Turkish President Tayyip Erdogan fired three central bank lawmakers on Thursday, two of whom opposed the latest interest rate cut, clearing the way for further policy easing and sending the lira to a new record low. .
Analysts saw the move, announced at midnight in the Official Gazette, as new evidence of political interference by Erdogan, a self-described enemy of interest rates who frequently calls for monetary stimulus.
With no explanation for the decision, Erdogan fired Lieutenant Governors Semih Tumen and Ugur Namik Kucuk, along with the longest-serving member of the monetary policy committee (MPC), Abdullah Yavas, the gazette said.
He appointed two new members, Taha Cakmak as a deputy and also Yusuf Tuna, who are little known in the central bank or among economists, leaving the MPC with little experience in monetary policy after a years-long review by the president.
Two sources familiar with the internal deliberations said that Kucuk and Yavas were pulled after disagreeing with last month’s 100 basis point rate cut, which at the time surprised investors and caused the currency to fall.

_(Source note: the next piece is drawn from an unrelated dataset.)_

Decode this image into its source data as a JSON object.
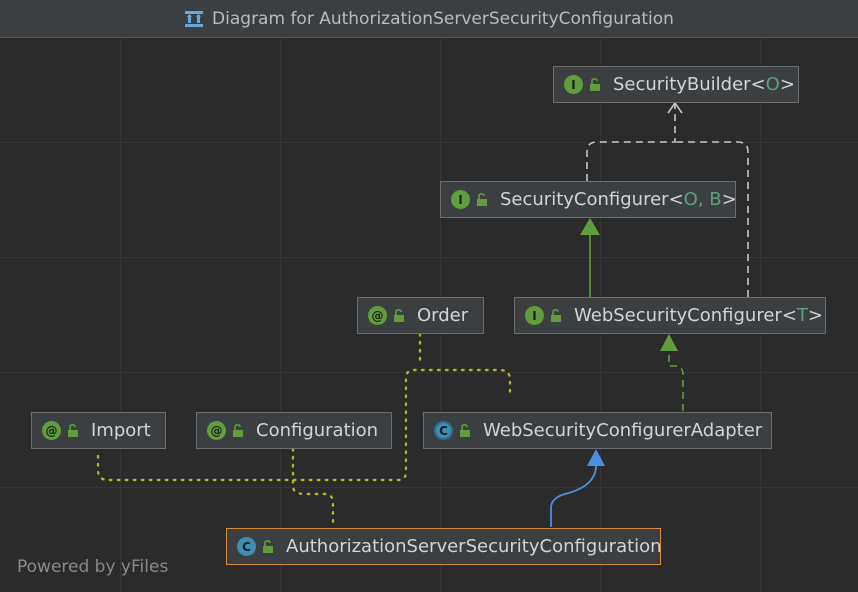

On Thursday, the lira weakened as much as 1 percent to a record low of 9.1900 against the dollar after the announcement before cutting losses.
The currency has lost about 19 percent this year, mainly due to the central bank’s bruised credibility and concerns among investors and savers about premature rate cuts amid inflation that has soared to about 20 percent.
“The lira has lost its institutional support in recent years … and last night’s changes clearly indicate that the central bank is no longer capable of managing Turkey’s monetary policy,” said Arda Tunca, an economist at Eko Faktoring.
The combination of monetary policy and financial regulations has left the “Turkish economy extremely fragile,” he added.
Last month, the central bank cut its monetary policy rate to 18 percent as Erdogan, who was backing down in opinion polls and eager to boost credit and exports, had publicly sought. Most analysts called the easing a mistake at a time of acceleration in global inflation.
The MPC reform came after the presidency said Wednesday night that Erdogan had met with Central Bank Governor Sahap Kavcioglu and posted a photo of the two men together.
That marked a change from last week when Reuters reported, citing three sources, that Erdogan was losing confidence in Kavcioglu and that the two had communicated little in recent weeks.
Although the MPC has seen rapid turnover this year, Kavcioglu pushed for changes in recent days, according to one of the sources with knowledge of the matter.
“Kavcioglu kind of cleared the way to be able to lower rates more quickly with new members,” the person said.
Erdogan appointed Kavcioglu governor in March.
In just over two years, Erdogan has abruptly fired three bank governors over political differences, a dizzying show of political interference that seriously affected the bank’s credibility and predictability.
“Firing central bank officials in the middle of the night without a very good explanation is not how you build central bank credibility or strengthen market confidence,” a foreign investor said Thursday.
Turkey’s headline inflation hit a two-and-a-half-year high of 19.58 percent in September, while a core measure, which Kavcioglu has been highlighting for the past month, was 16.98 percent.
Addressing a parliamentary committee this week, Kavcioglu said the September rate cut was not a surprise and had little to do with the subsequent lira liquidation.
The bank’s next policy-setting meeting is October 21, when another rate cut is expected to be likely.
Market reaction to Thursday’s changes included an increase in the premium demanded by investors to hold Turkish debt over US Treasuries, according to the JPMorgan EMBI Global Diversified Index. It reached 521 basis points, the highest since April, leaving spreads above those of Ukraine and Kenya.
The second source who spoke to Reuters said that both Kucuk and Yavas, who missed the September policy meeting, had opposed some recent banking decisions.
Kucuk also opposed an unorthodox policy in 2019-2020 of using the bank’s foreign exchange reserves to back the lira through sales by state banks, the person said, adding that Kucuk had warned the MPC not to hold High enough rates now only lead to even higher rates. in the future.
Cakmak, the new deputy governor, was vice chairman of Turkey’s BDDK banking watchdog since 2019. Previously, he held positions at state-owned lender Ziraat Bank, including head of human resources.
Tuna, the other MPC employee, was a professor and also served as a member of the BDDK board of directors from 2003 to 2009.
“It can be assumed that the newly appointed members of the central bank committee will support Kavcioglu and Erdogan’s monetary policy,” said Antje Praefcke, an analyst at Commerzbank. “That doesn’t bode well for the Turkish lira.”